Thanks, Tim. No I didn't see it. I rarely see TV nowadays. I could
understand why you made that association.
And I reread the whole thing with that in mind and can see it clearly.
(Also a revision -- 2 'see' s close together - how did I miss that? one of
which will now be a 'note', I believe; haven't done it yet.

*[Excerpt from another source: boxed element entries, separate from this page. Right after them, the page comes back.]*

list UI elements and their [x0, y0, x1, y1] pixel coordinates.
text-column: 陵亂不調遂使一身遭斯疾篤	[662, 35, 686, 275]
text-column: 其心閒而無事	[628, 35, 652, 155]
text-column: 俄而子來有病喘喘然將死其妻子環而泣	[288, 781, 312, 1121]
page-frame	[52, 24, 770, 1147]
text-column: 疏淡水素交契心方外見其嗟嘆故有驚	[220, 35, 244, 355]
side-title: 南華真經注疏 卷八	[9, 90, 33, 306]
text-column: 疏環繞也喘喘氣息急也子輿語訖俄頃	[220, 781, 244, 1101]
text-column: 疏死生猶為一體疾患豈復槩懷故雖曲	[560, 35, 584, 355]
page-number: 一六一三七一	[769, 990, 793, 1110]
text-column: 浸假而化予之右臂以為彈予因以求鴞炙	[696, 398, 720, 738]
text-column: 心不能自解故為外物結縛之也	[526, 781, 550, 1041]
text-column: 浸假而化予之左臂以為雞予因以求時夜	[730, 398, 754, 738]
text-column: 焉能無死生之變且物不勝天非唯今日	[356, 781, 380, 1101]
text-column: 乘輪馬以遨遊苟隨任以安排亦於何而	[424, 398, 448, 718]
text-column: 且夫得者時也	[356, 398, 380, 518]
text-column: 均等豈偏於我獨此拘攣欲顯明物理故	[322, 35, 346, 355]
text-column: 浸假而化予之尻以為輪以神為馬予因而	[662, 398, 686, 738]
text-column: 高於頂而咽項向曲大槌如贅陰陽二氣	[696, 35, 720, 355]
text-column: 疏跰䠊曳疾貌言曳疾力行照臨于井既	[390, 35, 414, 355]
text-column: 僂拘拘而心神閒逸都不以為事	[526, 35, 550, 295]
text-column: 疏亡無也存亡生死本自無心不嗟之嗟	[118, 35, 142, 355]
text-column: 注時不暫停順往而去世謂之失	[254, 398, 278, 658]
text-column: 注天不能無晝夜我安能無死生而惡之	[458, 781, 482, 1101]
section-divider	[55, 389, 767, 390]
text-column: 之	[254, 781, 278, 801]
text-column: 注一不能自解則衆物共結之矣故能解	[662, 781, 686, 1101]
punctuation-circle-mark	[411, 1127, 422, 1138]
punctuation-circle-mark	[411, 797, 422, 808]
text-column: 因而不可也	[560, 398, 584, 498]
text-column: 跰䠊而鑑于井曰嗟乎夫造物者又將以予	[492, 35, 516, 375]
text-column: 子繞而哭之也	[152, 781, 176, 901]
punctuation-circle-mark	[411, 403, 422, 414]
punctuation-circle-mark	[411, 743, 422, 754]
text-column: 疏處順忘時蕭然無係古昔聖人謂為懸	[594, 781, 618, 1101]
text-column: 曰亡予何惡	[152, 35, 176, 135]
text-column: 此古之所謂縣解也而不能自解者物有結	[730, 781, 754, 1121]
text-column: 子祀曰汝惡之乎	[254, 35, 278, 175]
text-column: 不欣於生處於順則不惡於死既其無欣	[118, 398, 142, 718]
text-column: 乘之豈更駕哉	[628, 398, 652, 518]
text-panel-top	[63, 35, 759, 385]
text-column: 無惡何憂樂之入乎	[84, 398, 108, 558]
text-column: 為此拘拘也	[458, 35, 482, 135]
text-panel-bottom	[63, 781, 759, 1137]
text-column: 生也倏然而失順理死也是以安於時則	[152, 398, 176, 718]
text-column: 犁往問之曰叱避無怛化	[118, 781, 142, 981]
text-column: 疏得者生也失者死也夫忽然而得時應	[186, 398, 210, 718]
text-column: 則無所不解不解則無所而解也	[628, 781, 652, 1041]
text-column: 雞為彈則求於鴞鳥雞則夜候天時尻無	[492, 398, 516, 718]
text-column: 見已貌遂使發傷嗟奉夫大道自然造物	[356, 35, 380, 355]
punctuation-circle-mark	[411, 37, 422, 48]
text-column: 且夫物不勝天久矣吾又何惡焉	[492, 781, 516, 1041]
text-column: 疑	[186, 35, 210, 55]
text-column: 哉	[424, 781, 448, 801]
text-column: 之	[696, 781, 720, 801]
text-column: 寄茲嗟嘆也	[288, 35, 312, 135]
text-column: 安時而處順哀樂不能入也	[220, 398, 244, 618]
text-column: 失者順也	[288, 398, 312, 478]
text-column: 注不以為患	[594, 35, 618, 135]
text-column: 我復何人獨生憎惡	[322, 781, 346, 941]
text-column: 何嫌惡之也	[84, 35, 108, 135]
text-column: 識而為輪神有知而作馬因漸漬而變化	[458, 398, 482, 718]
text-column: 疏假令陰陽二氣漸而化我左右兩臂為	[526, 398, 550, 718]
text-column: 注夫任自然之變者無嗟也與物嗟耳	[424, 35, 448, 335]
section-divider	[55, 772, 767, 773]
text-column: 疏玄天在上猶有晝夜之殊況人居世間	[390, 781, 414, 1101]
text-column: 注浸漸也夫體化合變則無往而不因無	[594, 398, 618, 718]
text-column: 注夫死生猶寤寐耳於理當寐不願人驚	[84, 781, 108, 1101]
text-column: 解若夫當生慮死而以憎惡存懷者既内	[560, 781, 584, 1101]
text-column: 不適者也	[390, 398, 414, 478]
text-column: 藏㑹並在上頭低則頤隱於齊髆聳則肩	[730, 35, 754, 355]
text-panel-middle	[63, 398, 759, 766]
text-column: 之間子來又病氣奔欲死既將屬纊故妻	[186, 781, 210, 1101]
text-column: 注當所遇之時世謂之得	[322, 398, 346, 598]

You are right or I'd like to think you are. When I first wrote what has
become this poem it was years ago and before I had heard of ebola. I was
writing many descriptions of imaginary animated cartoons; and male violence
figured largely in it (negatively, I add, rather urgently) That became
"written graphical" and that has become what I am posting here. I hope to
see them in mags and maybe a collection some time
So that's where the physical suffering comes in, in mechanical terms, but
it is only a lit crit fun fact now.
Given that we have to share the planet with ebola, I am delighted for you
to make such a connection. But there are the women dead in India from
incompetent sterilisation, victims of genital mutilation... it's a long
long list
L
On 12 November 2014 11:37, Tim Allen <
[log in to unmask]> wrote:
> Oh Lawrence that is good. I immediately thought of that awful footage from
> last night's Channel 4 news on ebola. Did you?
>
> Cheers
>
> Tim
>
> On 12 Nov 2014, at 11:23, Lawrence Upton wrote:
>
> > A little woman lies hunched upon a floor.
> >
> > Her bones ache, she says. I'm rotting, she says.
> >
> > She rocks. She rots, inside. Her body's damp
> >
> > as yester year's fallen bough; it's hollow
> >
> > and weak, but not with the softness of youth
> >
> > and health. Her rocking accelerates
> >
> > till the image is blurred; and the figure
> >
> > rising to full height, groaning, some, in arcs
> >
> > yet widening in which she swings pendulously
> >
> >
> >
> > eventually an half-circle is reached.
> >
> > Axles and con-rods bud; and, over that,
> >
> > the sound of half-vocalised moaning. Our eyes
> >
> > move back on a broad angle; and we can see
> >
> > that she is part of a car being driven
> >
> > across pleasant countryside by a man
> >
> > with his foot down on the accelerator.
> >
> > He has a smile. He turns on loud radio.
> >
> >
> >
> > The woman's noise continues and increases;
> >
> > and, above the sound of a broadcast, the man
> >
> > hears a fault of peculiar symptoms.
> >
> > He stops the car and listens; the anguish
> >
> > near silenced, but ,immediately, not quite.
> >
> > He opens the door and the pain sound stops. He goes
> >
> > to the car front. The sun shines. He walks backwards,
> >
> > away from the car.
> >
> > Focus upon the man,
> >
> > on to the torso, his chest and his head's
> >
> > lower half. He has a respiratory complaint.
> >
> > He wheezes. His eyes glint. The sun reflects
> >
> > from desolate blue sea, each eye a small globe,
> >
> > one of which we are approaching. We cross
> >
> > the coast of Africa and head inland.
> >
> > The course of a large river staggers across.
> >
> > We climb and the river becomes a vein in a wrist.
> >
> > We rise further and the whole of Africa fills
> >
> > half our picture. Beyond the horizon,
> >
> > the wall of a nose rises to occlude the sun.
> >
> >
> >
> > Soon we've spanned a world, zigzagging, rising,
> >
> > falling to make detail or take broad views.
> >
> > Crossing the Irish Sea, we lose both height
> >
> > and speed. We descend into moist clouds, with Wales
> >
> > hardly visible, and out over scrappy
> >
> > woods in central England.
> >
> > People look up,
> >
> > but we don't see; till, on an unlit road,
> >
> > we see the flash of a small torch as a man
> >
> > walks to his car, gets in, and slams its door
> >
> > then starts the engine.
> >
> > And our feet touch the decaying earth surface
> >
> > of uncut grass and the dank fallen leaves.
> >
> >
> >
> > She is turned and turned on a complex winch.
> >
> > The noise of human distress is rising up.
> >
> > She's spun quickly in his steaming kitchen.
> >
> > She's swerved to avoid legs of police horses
> >
> > and a truncheon descending. She rushes to grab
> >
> > food from the back of a lorry; flailing her arms,
> >
> > she spins, the propeller of an overhead fan,
> >
> > wailing with hurt in a queue in jostles in a crash
> >
> > in an argument. She stumbles on steep hills;
> >
> > trees fall and crush the beneath bushes. Her too.